Use my training manual template to fast track the creation of training and reference manuals. In this post, I provide some guidelines on how to create a training manual for important processes in your work.
What is a Training Manual?
In simple words, a training manual is a document that embraces most information about a topic in the organization. It is used by team members, trainers, and staff as a reference for how things are done. A training manual could be created by anyone on your team to integrate knowledge across different parts of the organization about a relevant subject.
For example, training manuals can be related to company policies, such as: “A Guide on How We Hire People in the Organization”, “How We Manage at MyCompany Inc.”, “Vacation Guidelines”. Even more typically, it can also address technical issues, like: “Database Management – The Ultimate Guide to Avoid Common Errors by Developers”, “A Complete Code Review Manual for MyCompany Inc. Developers”.
Once created, they become living documents and should incorporate the latest information on a given subject. Using versioning, it is possible to know what version you have and where to obtain the latest one available.

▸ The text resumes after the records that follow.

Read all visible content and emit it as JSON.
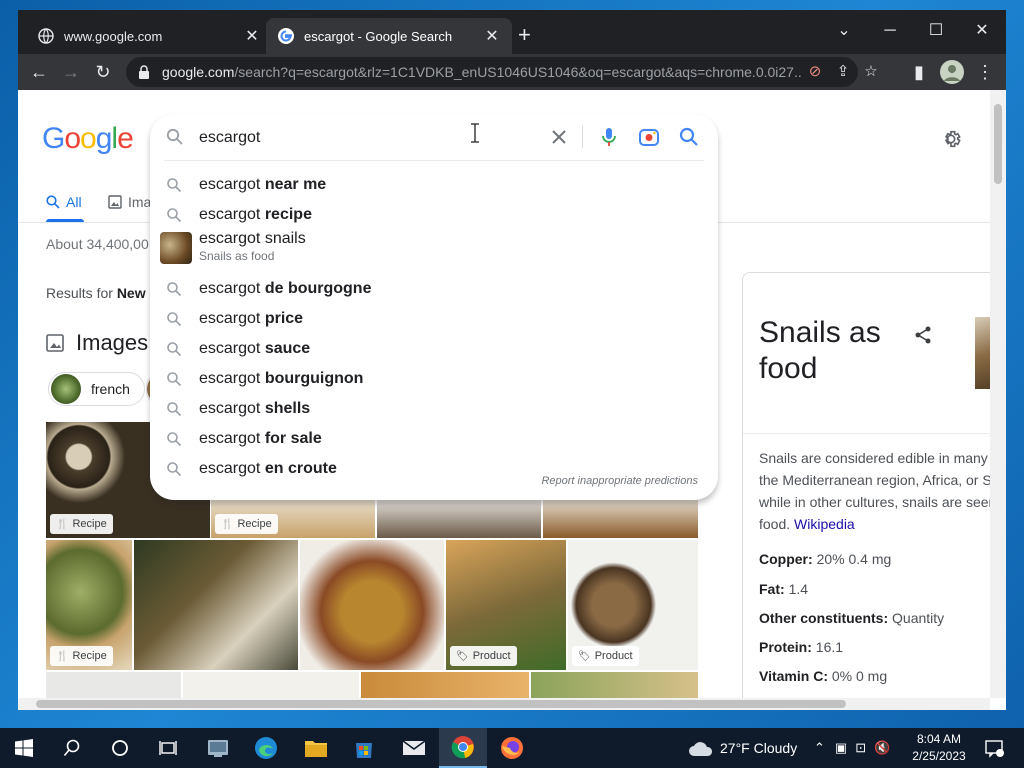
{
  "browser": {
    "tabs": [
      {
        "title": "www.google.com",
        "close": "✕"
      },
      {
        "title": "escargot - Google Search",
        "close": "✕"
      }
    ],
    "new_tab": "+",
    "window_controls": {
      "chevron": "⌄",
      "minimize": "─",
      "maximize": "☐",
      "close": "✕"
    },
    "url_host": "google.com",
    "url_path": "/search?q=escargot&rlz=1C1VDKB_enUS1046US1046&oq=escargot&aqs=chrome.0.0i27..."
  },
  "google": {
    "logo_letters": [
      "G",
      "o",
      "o",
      "g",
      "l",
      "e"
    ],
    "logo_colors": [
      "#4285F4",
      "#EA4335",
      "#FBBC05",
      "#4285F4",
      "#34A853",
      "#EA4335"
    ],
    "search_value": "escargot",
    "nav_tabs": [
      {
        "label": "All"
      },
      {
        "label": "Ima"
      }
    ],
    "stats": "About 34,400,00",
    "results_for_prefix": "Results for ",
    "results_for_place": "New",
    "images_heading": "Images",
    "chips": [
      {
        "label": "french"
      }
    ],
    "suggestions": [
      {
        "base": "escargot",
        "bold": " near me"
      },
      {
        "base": "escargot",
        "bold": " recipe"
      },
      {
        "base": "escargot snails",
        "sub": "Snails as food"
      },
      {
        "base": "escargot",
        "bold": " de bourgogne"
      },
      {
        "base": "escargot",
        "bold": " price"
      },
      {
        "base": "escargot",
        "bold": " sauce"
      },
      {
        "base": "escargot",
        "bold": " bourguignon"
      },
      {
        "base": "escargot",
        "bold": " shells"
      },
      {
        "base": "escargot",
        "bold": " for sale"
      },
      {
        "base": "escargot",
        "bold": " en croute"
      }
    ],
    "report": "Report inappropriate predictions",
    "badges": {
      "recipe": "Recipe",
      "product": "Product"
    }
  },
  "knowledge_panel": {
    "title": "Snails as food",
    "description": "Snails are considered edible in many",
    "description_2": "the Mediterranean region, Africa, or S",
    "description_3": "while in other cultures, snails are seen",
    "description_4": "food.",
    "source": "Wikipedia",
    "facts": [
      {
        "label": "Copper:",
        "value": "20% 0.4 mg"
      },
      {
        "label": "Fat:",
        "value": "1.4"
      },
      {
        "label": "Other constituents:",
        "value": "Quantity"
      },
      {
        "label": "Protein:",
        "value": "16.1"
      },
      {
        "label": "Vitamin C:",
        "value": "0% 0 mg"
      }
    ]
  },
  "taskbar": {
    "weather_temp": "27°F",
    "weather_text": "Cloudy",
    "time": "8:04 AM",
    "date": "2/25/2023"
  }
}
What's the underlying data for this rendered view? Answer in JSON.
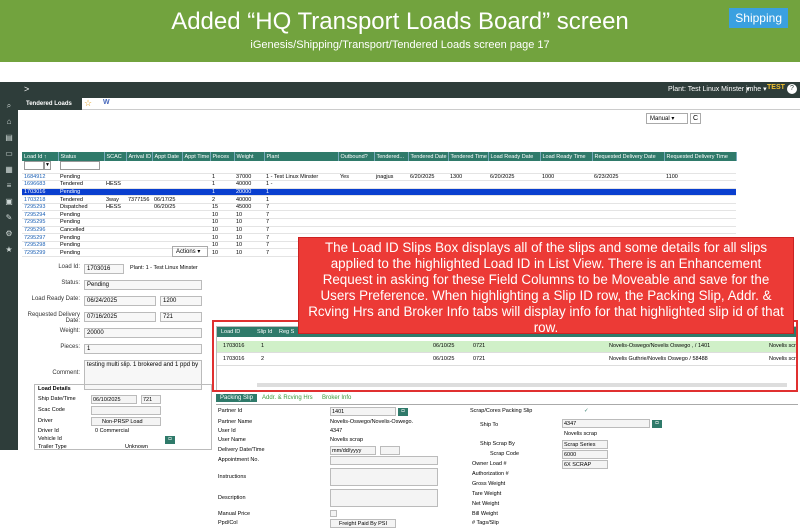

How to create the Training Manual
I use a very straightforward process to create program and training manuals. Here, in general lines, is how I do it.
#1. Identify the Target Audience
The first step is to identify who will be consuming the document. Will it be read by end users? Team members? Managers? Auditors?
The audience will dictate the approach used to collect data and provide direction on the complexity of the manual.
#2. Create a Working Group
The next step is to connect the people who understand the topic and who could help build the manual. This includes personnel from all areas of the organization who can contribute with knowledge and expertise.
Usually, I create an email list connecting this group, so it’s easier to share information and ask questions. This list can be created either through MS-Outlook or through Google Groups.
#3. Ask Questions
Schedule a meeting with each person in the working group. Pick up a notepad and pen and go interview your working group. Learn as much as you can from them.
Ask questions like:
- Who struggles when dealing with this program?
- What people don’t usually know about this subject?
- Are there any pitfalls and surprises people face after starting to work on this topic?
- Is there anything you suggest that I ask other people in this working group?
#4. Create the First Draft
Using the Training Manual Template, organize the information you’ve collected into a single document. Consolidate everything you’ve learned in a single place.
Set the version for this draft as “V0.9”. This means that you are almost creating the first version of the document.
Circulate this draft among your working group peers and ask for feedback. Provide a deadline in your email.
“Could you please provide me some feedback on this document by May 7, 2018 8AM? Please let me know if you need more time.”
Do your follow up. Ask people individually if they prefer to give their feedback using other means, such as a phone call or voice mail. Make their life easier so they can contribute.
#5. Incorporate all Feedback
Collect all feedback and incorporate it in your document.
Note that you don’t need to include all feedback requested. Look at things from a broader perspective and make sure the document makes sense as a whole.
#6. Circulate Version 1.0
Save the document. Have a good night’s sleep and, the next day, give your document a final read. Make sure everything is aligned and clear.
If necessary, ask someone from the organization, who is not familiar with the subject, to read the manual. Clarify the use of any acronyms and jargon used outside of your team.
Make sure you have mentioned all contributors in the document. Also, be sure you reference all external documents and sources used in creating the document.
Add a section at the top of the document stating that the manual is a living document. Indicate where to find the latest version and provide a contact address for the author. Remember, all feedback is welcome.
Change the version from 0.9 to 1.0 and publish the first release some place on your intranet.
#7. Review and Manage Updates
Every time something is changed in your document, you should change the document version. I personally prefer using the following versioning strategy:
- Add .1 to indicate any small change in the document. This means version 1.1 has some additional information or changes over version 1.0, but the document is basically the same. Adding another .1, so the version number is now 1.2, indicates that other small changes have been made.
- Add 1 to indicate major changes to the document. This means version 2.0 is a major revamp of the document compared to version 1.1.
Don’t keep multiple versions in different places. Have a master copy on your computer and replicate that version on the main site. Dealing with parallel versions is waste of time. Consider yours to always be the latest version.
Why Bother Creating Reference Documents?
Creating training documents will help not only your team, but it will also improve the integration of all the teams in the organization involved in the topic you are approaching. Not to mention, you will quickly become the reference point for everything related to this theme and become a focal point for every a new initiative that touches this subject area.
By consolidating all the pieces of the puzzle in a single document can open up great opportunities for you and for your team. Keep in mind that creating Training and Reference Manuals is not for everyone, especially because you will be breaking many invisible barriers in your organization. However, it is definitely worth the effort if you consider the positive long-term impact in your career.